CONTENTS
- [PART I.]
- [PART II]
- [PART III.]
- [PART IV.]
- [PART V.]
- [PART VI]
- [PART VII.]
- [PART VIII.]
- [PART IX.]
- [PART X.]
- [PART XI.]
- [PART XII.]
- [POPULAR NOVELS]
LIFE IN SOUTH AFRICA.
[PART I.]
Cape Town, October 16, 1875.
Safe, safe at last, after twenty-four days of nothing but sea and sky, of white-crested waves—which made no secret of their intention of coming on board whenever they could or of tossing the good ship Edinburgh Castle hither and thither like a child’s plaything—and of more deceitful sluggish rolling billows, looking tolerably calm to the unseafaring eye, but containing a vast amount of heaving power beneath their slow, undulating water-hills and valleys. Sometimes sky and sea have been steeped in dazzling haze of golden glare, sometimes brightened to blue of a sapphire depth. Again, a sudden change of wind has driven up serried clouds from the south and east, and all has been gray and cold and restful to eyes wearied with radiance and glitter of sun and sparkling water.
Never has there been such exceptional weather, although the weather of my acquaintance invariably is exceptional. No sooner had the outlines of Madeira melted and blended into the soft darkness of a summer night than we appeared to sail straight into tropic heat and a sluggish vapor, brooding on the water like steam from a giant geyser. This simmering, oily, exhausting temperature carried us close to the line. “What is before us,” we asked each other languidly, “if it be hotter than this? How can mortal man, woman, still less child, endure existence?” Vain alarms! Yet another shift of the light wind, another degree passed, and we are all shivering in winter wraps. The line was crossed in greatcoats and shawls, and the only people whose complexion did not resemble a purple plum were those lucky ones who had strength of mind and steadiness of body to lurch up and down the deck all day enjoying a strange method of movement which they called walking.

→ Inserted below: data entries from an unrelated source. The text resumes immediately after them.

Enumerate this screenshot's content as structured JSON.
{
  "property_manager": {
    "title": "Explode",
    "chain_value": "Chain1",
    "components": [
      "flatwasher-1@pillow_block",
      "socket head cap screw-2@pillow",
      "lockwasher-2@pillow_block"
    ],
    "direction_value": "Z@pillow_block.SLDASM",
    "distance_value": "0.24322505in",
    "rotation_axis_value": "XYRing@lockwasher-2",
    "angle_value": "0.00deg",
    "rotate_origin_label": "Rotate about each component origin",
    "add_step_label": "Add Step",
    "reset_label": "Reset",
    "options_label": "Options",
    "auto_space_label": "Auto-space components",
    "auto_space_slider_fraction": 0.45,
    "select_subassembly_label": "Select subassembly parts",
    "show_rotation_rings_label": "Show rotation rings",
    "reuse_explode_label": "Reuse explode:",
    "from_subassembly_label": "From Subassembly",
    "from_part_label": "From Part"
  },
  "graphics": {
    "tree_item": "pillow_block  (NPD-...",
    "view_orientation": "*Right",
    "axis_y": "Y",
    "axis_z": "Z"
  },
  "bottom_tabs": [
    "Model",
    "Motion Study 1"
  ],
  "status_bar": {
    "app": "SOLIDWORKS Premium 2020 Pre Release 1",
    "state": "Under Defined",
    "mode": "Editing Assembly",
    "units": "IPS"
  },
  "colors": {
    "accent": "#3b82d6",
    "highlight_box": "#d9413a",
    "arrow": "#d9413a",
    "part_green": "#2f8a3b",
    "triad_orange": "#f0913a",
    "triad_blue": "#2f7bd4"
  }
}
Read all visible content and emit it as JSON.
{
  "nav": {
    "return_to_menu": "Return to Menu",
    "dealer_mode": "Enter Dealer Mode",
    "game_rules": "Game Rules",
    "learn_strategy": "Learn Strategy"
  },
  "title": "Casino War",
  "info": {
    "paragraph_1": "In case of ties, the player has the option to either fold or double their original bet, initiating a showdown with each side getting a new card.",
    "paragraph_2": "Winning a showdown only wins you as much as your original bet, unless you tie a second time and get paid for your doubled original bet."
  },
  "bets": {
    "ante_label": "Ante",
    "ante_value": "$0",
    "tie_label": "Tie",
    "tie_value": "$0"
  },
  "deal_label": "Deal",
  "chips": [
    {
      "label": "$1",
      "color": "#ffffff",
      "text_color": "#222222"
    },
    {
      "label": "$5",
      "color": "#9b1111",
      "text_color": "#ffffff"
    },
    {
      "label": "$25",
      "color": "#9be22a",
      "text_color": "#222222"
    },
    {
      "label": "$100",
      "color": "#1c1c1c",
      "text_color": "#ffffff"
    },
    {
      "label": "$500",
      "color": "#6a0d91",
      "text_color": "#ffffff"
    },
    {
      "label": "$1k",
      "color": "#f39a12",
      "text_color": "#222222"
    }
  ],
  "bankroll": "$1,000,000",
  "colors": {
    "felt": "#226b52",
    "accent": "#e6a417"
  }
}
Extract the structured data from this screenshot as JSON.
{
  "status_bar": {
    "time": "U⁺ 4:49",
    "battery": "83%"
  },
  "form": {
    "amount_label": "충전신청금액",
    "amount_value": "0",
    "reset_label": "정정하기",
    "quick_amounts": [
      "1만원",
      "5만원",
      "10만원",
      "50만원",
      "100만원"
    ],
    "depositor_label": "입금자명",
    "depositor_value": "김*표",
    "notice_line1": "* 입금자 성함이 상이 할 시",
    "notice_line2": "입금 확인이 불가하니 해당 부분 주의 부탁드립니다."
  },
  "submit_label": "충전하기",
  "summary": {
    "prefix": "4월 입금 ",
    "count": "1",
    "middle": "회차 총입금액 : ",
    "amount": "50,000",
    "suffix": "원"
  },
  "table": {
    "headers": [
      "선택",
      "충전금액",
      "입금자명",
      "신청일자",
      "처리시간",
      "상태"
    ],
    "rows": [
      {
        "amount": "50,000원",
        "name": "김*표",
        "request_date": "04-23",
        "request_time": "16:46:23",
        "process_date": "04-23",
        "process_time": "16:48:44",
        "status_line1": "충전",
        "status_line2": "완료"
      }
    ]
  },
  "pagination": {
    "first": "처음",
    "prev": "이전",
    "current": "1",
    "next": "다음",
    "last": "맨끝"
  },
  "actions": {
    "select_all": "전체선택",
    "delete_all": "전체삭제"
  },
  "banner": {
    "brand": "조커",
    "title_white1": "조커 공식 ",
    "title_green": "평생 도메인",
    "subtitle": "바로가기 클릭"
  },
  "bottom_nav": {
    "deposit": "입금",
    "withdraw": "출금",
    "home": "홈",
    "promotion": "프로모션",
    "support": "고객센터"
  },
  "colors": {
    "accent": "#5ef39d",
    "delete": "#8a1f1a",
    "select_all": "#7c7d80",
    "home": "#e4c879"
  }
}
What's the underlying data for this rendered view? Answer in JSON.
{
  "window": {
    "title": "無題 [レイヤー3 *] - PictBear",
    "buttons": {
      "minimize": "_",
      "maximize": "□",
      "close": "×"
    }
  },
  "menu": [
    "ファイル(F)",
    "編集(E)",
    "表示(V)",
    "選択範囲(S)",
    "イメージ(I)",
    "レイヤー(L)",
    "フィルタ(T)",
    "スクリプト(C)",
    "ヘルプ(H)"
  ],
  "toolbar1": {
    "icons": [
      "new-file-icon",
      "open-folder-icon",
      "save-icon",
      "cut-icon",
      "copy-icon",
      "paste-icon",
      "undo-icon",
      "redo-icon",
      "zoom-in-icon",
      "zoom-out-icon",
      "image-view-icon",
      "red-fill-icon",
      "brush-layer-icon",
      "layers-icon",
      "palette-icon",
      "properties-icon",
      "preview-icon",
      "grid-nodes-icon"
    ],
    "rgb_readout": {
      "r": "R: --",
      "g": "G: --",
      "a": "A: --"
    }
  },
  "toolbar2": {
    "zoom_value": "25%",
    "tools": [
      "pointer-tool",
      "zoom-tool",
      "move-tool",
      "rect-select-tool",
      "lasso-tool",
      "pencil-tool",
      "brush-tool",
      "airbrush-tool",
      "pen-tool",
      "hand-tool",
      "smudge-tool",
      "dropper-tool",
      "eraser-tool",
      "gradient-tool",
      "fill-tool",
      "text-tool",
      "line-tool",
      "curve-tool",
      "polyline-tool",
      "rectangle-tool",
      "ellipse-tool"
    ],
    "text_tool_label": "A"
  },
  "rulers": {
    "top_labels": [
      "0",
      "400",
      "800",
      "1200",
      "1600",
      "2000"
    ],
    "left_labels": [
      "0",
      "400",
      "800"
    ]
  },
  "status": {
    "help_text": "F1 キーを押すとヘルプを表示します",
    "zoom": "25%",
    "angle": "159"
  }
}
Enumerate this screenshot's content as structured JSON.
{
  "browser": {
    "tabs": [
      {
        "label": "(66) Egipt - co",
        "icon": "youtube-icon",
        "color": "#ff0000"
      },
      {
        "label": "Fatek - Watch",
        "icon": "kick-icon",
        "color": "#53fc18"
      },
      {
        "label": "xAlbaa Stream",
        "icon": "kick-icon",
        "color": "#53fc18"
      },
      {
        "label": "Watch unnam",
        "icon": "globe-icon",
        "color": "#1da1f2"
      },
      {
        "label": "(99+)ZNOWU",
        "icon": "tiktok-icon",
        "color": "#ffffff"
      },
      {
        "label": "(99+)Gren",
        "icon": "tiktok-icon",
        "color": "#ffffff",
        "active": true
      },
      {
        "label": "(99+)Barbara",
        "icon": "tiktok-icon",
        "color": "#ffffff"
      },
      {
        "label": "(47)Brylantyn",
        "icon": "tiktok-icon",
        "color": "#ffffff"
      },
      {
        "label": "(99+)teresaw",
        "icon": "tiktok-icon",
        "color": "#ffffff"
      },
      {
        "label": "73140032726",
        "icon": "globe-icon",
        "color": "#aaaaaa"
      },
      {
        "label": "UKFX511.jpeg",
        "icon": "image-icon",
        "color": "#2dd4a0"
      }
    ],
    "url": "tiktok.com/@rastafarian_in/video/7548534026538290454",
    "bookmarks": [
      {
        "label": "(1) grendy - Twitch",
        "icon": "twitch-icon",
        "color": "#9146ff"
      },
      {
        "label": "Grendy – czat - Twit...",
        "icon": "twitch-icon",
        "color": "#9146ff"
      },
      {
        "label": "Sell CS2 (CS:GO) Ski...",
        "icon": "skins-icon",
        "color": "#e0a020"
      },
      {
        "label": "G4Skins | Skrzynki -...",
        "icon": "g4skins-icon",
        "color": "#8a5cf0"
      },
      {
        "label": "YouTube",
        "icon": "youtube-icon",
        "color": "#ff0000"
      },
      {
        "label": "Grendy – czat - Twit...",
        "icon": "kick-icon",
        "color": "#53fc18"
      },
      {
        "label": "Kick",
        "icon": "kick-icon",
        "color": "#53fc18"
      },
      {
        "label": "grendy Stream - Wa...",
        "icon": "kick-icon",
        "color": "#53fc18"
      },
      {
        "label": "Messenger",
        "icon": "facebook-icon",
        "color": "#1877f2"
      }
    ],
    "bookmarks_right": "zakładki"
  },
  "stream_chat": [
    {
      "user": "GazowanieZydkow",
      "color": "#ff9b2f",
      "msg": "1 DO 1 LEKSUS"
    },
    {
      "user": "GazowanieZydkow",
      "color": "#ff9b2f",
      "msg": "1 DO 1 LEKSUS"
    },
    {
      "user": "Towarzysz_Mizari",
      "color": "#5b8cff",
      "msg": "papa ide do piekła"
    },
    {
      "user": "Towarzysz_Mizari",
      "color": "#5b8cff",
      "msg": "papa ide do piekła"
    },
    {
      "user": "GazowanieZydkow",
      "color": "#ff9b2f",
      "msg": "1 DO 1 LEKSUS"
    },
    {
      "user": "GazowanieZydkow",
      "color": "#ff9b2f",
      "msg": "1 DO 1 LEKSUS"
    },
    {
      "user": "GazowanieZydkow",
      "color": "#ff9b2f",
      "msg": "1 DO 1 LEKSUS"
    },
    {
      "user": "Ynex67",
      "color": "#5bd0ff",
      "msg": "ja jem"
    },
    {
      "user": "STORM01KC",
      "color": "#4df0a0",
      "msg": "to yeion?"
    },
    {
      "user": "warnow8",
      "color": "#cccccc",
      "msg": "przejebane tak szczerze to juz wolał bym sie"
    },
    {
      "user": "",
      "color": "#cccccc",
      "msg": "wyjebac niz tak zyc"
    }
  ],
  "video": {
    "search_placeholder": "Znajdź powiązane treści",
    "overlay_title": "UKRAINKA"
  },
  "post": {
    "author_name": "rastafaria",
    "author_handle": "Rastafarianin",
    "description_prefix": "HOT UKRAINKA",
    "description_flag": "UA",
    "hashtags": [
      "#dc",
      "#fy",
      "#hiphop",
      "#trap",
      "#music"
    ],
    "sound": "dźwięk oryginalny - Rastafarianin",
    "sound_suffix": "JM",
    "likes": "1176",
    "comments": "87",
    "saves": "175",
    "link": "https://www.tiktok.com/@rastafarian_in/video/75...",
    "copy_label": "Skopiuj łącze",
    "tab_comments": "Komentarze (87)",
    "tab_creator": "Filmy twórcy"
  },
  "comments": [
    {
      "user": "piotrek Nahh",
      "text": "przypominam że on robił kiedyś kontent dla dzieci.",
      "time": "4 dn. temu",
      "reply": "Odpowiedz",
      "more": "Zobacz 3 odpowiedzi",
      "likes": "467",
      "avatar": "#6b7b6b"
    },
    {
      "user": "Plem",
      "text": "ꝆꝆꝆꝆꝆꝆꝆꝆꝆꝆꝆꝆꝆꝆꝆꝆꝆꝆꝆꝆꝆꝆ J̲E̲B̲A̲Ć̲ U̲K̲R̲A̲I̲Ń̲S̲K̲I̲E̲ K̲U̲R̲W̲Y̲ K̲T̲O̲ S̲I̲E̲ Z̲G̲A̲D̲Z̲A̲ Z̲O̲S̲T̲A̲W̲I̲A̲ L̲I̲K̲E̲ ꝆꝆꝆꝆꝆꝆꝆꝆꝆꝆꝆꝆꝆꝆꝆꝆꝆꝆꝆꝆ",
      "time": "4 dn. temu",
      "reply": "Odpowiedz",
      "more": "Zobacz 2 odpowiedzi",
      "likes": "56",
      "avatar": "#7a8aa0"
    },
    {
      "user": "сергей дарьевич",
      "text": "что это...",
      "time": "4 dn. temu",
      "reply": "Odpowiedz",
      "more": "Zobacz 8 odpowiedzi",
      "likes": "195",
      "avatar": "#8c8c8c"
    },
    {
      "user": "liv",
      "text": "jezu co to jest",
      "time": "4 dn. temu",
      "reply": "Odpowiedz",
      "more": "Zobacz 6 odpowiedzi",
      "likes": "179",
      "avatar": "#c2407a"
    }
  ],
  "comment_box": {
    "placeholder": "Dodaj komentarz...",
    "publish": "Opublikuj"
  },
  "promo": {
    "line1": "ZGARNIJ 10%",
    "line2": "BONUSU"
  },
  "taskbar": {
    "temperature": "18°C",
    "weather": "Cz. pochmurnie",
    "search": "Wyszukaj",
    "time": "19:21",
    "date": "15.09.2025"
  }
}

The exceptional weather pursued us right into the very dock. Table Mountain ought to be seen—and very often is seen—seventy miles away. I am told it looks a fine bold bluff at that distance. Yesterday we had blown off our last pound of steam and were safe under its lee before we could tell there was a mountain there at all, still less an almost perpendicular cliff more than three thousand feet high. Robben Island looked like a dun-colored hillock as we shot past it within a short distance, and a more forlorn and discouraging islet I don’t think I have ever beheld. When I expressed something of this impression to a cheery fellow-voyager, he could only urge in its defence that there were a great many rabbits on it. If he had thrown the lighthouse into the bargain, I think he would have summed up all its attractive features. Unless Langalibalele is of a singularly unimpressionable nature, he must have found his sojourn on it somewhat monotonous, but he always says he was very comfortable there.